A container with rigid walls filled with a sample of ideal gas. The absolute temperature of the gas is doubled. What happens to the pressure of the gas?

the pressure is directly proportional to the absolute temperature

God 0

Ideal gas

To understand what happens to the pressure of the gas when the absolute temperature is doubled, we can refer to the ideal gas law. The ideal gas law states that the pressure (P) of an ideal gas is directly proportional to the absolute temperature (T) of the gas, when the volume (V) and the number of gas particles (n) are constant.

Mathematically, the ideal gas law can be represented as:

PV = nRT

Where:
P = pressure
V = volume
n = number of gas particles
R = ideal gas constant
T = absolute temperature

Since we are considering a case where the volume and the number of gas particles are constant (as described in the question), we can rewrite the ideal gas law as:

P1/T1 = P2/T2

Where:
P1 = initial pressure
T1 = initial absolute temperature
P2 = final pressure (when the temperature is doubled)
T2 = final absolute temperature (when the temperature is doubled)

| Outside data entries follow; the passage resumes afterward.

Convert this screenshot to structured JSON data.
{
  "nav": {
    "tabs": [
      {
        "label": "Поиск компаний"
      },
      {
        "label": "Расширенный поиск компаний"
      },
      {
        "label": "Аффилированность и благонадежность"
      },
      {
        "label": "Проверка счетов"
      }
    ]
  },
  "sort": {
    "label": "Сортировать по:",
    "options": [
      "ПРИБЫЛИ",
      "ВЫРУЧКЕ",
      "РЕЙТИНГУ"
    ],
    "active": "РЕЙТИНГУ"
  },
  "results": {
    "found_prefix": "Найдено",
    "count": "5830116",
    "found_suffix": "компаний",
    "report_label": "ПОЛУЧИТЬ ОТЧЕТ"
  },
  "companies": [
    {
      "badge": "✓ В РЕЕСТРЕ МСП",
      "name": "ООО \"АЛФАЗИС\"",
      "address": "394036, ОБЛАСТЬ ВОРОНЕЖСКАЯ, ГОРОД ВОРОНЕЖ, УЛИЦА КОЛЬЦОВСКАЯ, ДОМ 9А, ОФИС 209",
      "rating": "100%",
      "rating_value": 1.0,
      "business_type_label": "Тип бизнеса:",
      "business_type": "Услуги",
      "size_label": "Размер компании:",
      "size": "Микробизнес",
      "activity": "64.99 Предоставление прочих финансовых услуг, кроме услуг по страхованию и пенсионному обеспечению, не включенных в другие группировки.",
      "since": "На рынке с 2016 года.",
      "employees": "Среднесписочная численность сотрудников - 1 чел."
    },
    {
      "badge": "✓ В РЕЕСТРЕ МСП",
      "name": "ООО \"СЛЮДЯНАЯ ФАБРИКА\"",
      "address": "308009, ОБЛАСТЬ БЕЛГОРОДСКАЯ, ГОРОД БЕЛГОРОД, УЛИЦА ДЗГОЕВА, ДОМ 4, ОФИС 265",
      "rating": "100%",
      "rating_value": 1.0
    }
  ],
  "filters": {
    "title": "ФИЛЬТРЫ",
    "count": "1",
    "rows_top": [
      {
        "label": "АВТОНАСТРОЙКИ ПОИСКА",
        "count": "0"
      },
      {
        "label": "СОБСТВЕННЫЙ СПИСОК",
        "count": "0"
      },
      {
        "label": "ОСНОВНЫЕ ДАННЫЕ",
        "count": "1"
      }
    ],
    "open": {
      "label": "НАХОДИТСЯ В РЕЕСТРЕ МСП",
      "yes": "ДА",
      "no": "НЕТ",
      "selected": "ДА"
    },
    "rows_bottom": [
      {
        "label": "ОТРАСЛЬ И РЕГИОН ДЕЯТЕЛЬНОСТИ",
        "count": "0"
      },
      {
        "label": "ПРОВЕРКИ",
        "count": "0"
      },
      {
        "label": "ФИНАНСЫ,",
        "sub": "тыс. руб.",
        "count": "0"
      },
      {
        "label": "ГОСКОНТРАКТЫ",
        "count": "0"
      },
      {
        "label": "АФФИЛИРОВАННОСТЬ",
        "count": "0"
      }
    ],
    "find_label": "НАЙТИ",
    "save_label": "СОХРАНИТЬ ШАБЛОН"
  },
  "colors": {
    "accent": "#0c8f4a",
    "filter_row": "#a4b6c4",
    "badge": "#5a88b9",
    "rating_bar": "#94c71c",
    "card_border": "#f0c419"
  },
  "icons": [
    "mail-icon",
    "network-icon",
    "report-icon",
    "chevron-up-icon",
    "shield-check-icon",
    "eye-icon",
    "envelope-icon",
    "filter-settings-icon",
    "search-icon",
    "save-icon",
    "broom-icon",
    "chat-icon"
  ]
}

In this case, we are doubling the absolute temperature, so T2 = 2T1. Substituting these values into the equation, we get:

P1/T1 = P2/(2T1)

To isolate P2, we can cross-multiply the equation:

P1 * 2T1 = P2 * T1

Now, we can cancel out T1 from both sides:

P1 * 2 = P2

This equation shows that the final pressure (P2) will be doubled (2P1) when the absolute temperature (T) is doubled while the volume and the number of gas particles remain constant.

In summary, when the absolute temperature of an ideal gas is doubled in a container with rigid walls and constant volume and number of gas particles, the pressure of the gas also doubles.